Karel garda sa réflexion pour lui. Whélos avait raison : quand son esprit n’était pas encombré de pensées parasites, il y parvenait. Ces situations d’urgence nécessitaient tant d’attention qu’il ne s’était pas rendu compte de la facilité avec laquelle il avait lancé ses sorts.
— Comme lorsque tu utilises ton artéfact, imagine tenir cet objet dans ta main. Visualise-le bien et soulève-le par télékinésie, exactement comme tu le ferais d’habitude. Et pour mieux oublier cette crainte de perdre le contrôle, focalise ton attention sur quelque chose qui t’apaise. Et coupe-toi du reste du monde.
Karel acquiesça. Il ne put, malgré-lui, s’empêcher de comparer les méthodes de Whélos à celles de Serymar. Avec Whélos, si Karel faisait une erreur, le chercheur ne le blâmait pas.
— Est-ce que quelque chose, dans ce qui nous entoure, parvient à te détendre ? le questionna Whélos.
Karel prit le temps de réfléchir avant de désigner d’un signe du menton l’immense étendue d’eau autour d’eux. S’il n’avait jamais vu la mer de près jusqu’à cette année, Karel en avait toujours entendu les ressacs au loin, derrière les Monts de la Mort qu’il voyait depuis la fenêtre de sa tour. Souvent, enfant, il passait du temps à se laisser bercer par ces sons, surtout le soir, en rêvant d’aventures au-delà de cette muraille naturelle et sombre.
— Très bien. Ferme donc les yeux et prends le temps de te laisser prendre par le son des vagues.
Le jeune homme obéit. Il mit de longues minutes avant de parvenir à se couper de tout. Le chant des vagues l’atteignit et envahit sa mémoire. L’apaisement le gagnait. C’était comme si le poids sur ses épaules s’allégeait.
Parfait. Maintenant, imagine que tu tiens cette bouée entre tes mains. Ne pense pas à tes pouvoirs. Visualise seulement.
Karel obéit, à nouveau. Il imagina avoir la bouée entre ses mains. Soudain, Karel tendit brusquement une main vers l’avant pendant que son autre main se refermait comme s’il tenait fermement quelque chose. Un son mouillé se fit aussitôt entendre.
— Je te félicite, mon garçon !
Karel ouvrit les yeux et aperçut la corde tendue à quelques mètres devant lui. L’étonnement déforma ses traits. Il croisa le regard de Whélos, qui lui souriait.
— Parfait. Plus tu pratiqueras, et moins tu auras besoin de temps pour te concentrer. Tu verras, ça finira par venir, laisse-toi juste le temps. Et si tu essayais de ramener cette bouée ?

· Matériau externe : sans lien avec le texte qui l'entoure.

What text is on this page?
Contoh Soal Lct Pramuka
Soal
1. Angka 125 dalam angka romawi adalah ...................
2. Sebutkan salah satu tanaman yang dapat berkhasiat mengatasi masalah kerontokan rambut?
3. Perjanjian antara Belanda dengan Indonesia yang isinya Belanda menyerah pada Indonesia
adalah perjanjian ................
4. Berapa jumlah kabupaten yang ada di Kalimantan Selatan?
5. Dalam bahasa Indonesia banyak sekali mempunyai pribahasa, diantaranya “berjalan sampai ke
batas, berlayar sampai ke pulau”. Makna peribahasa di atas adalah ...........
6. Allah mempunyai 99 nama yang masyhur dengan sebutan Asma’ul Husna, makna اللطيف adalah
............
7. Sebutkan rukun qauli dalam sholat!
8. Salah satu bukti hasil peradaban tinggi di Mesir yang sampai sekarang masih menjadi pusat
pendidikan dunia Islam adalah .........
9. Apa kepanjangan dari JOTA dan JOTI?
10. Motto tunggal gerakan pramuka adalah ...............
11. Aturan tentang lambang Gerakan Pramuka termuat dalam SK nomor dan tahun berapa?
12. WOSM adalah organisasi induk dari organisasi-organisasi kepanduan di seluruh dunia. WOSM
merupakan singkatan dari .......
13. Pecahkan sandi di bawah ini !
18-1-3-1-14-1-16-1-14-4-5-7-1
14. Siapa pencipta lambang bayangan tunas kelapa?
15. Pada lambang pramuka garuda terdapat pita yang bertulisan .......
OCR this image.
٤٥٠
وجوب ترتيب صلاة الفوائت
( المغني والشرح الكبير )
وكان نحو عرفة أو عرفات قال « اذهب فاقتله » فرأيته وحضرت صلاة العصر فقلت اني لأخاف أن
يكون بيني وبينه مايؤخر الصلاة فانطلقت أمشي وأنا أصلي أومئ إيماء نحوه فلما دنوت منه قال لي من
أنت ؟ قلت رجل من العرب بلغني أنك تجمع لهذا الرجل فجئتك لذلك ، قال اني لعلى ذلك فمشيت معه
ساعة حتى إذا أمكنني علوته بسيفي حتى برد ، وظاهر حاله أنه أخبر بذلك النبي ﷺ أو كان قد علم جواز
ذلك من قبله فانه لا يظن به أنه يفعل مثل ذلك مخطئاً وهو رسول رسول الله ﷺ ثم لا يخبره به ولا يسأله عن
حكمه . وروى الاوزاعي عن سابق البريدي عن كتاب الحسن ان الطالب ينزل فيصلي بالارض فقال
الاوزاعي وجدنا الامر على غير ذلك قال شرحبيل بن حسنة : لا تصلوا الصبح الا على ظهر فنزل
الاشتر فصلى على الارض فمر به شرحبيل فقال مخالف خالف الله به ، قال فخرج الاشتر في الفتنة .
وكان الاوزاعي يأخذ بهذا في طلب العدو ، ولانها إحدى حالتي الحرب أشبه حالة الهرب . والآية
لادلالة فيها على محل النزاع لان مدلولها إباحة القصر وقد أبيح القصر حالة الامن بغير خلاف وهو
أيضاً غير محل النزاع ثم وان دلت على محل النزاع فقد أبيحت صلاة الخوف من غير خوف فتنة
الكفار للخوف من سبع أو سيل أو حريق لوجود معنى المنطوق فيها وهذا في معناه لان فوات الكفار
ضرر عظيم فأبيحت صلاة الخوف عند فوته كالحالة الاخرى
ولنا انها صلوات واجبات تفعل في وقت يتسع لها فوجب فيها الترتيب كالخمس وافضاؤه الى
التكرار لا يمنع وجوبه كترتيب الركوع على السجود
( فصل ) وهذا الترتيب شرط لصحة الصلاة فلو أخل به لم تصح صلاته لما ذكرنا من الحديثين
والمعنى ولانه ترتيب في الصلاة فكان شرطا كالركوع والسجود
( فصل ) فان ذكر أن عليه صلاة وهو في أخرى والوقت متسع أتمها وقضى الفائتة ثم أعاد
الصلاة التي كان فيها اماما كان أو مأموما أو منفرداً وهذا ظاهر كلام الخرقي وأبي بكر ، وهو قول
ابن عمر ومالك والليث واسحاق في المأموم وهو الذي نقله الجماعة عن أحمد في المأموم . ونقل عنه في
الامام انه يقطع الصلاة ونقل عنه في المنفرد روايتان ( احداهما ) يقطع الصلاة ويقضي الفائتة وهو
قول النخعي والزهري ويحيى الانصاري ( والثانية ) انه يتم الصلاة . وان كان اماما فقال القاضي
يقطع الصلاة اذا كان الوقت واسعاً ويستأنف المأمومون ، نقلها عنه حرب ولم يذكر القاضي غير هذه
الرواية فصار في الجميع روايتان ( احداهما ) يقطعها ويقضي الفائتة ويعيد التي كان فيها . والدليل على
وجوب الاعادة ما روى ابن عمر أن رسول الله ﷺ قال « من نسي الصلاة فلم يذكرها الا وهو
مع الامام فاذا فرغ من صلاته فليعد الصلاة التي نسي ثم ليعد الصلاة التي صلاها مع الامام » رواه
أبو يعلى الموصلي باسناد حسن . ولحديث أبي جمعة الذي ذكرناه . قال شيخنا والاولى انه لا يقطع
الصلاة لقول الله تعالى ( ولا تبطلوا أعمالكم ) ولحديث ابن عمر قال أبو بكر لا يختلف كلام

Galvanisé par sa victoire, Karel bascula son bras vers l’arrière. Sa magie lui échappa quelque peu et la bouée revint à une vitesse vertigineuse, si vite que la bouée lui percuta la figure, lui faisant perdre l’équilibre.
Karel se redressa en se frottant le nez. Whélos le fixait, impassible… du moins en apparence. La petite étincelle dans ses yeux bleus et sa main cachant sa bouche comme s’il réfléchissait ne trompaient pas : il avait envie de rire.
— Hum, fit-il en remarquant Karel. Pardonne-moi. V… vraiment.
Karel lui sourit en guise de réponse pour lui dire qu’il comprenait.
— « Pour ma part, je trouve amusant de te voir lutter pour ne pas te laisser submerger par ce fou rire incontrôlable qui te ronge », se moqua-t-il.
— Dis donc, c’est moi ou tu as gagné en confiance depuis le jour de notre rencontre ?
Karel se releva et réajusta sa tunique.
— « Nous sommes quittes », signa-t-il.
— Je crois que l’on va arrêter pour aujourd’hui.
Karel acquiesça et s’éloigna pour laisser de l’espace à son ami. Il rejoignit Wil à la barre à roue.
— Nous accosterons bientôt, le renseigna-t-il.
— « As-tu déjà eu l’occasion d’aller chez les Avancés, Wil ? »
— Non, je suis comme vous, c’est la toute première fois que je mets les pieds dans cette région. J’ai déjà acheminé des marchandises, mais jamais dans ce coin-là. Je découvre en même temps que vous. Heureusement, j’ai pu quand même étudier les protocoles portuaires des Avancés.
« C’est déjà bien mieux que de ne rien savoir du tout au tout. »
Le paysage changeait radicalement de ce qu’il avait toujours connu : au loin se découpaient non pas des murailles ou des toits en chaume ou en tuiles, mais des bâtiments parfaitement alignés de tailles variées et aux contours strictement réguliers. D’épais nuages de vapeur s’émanaient de la ville débordante d’activité. Les couleurs rappelaient toutes les variantes de métal.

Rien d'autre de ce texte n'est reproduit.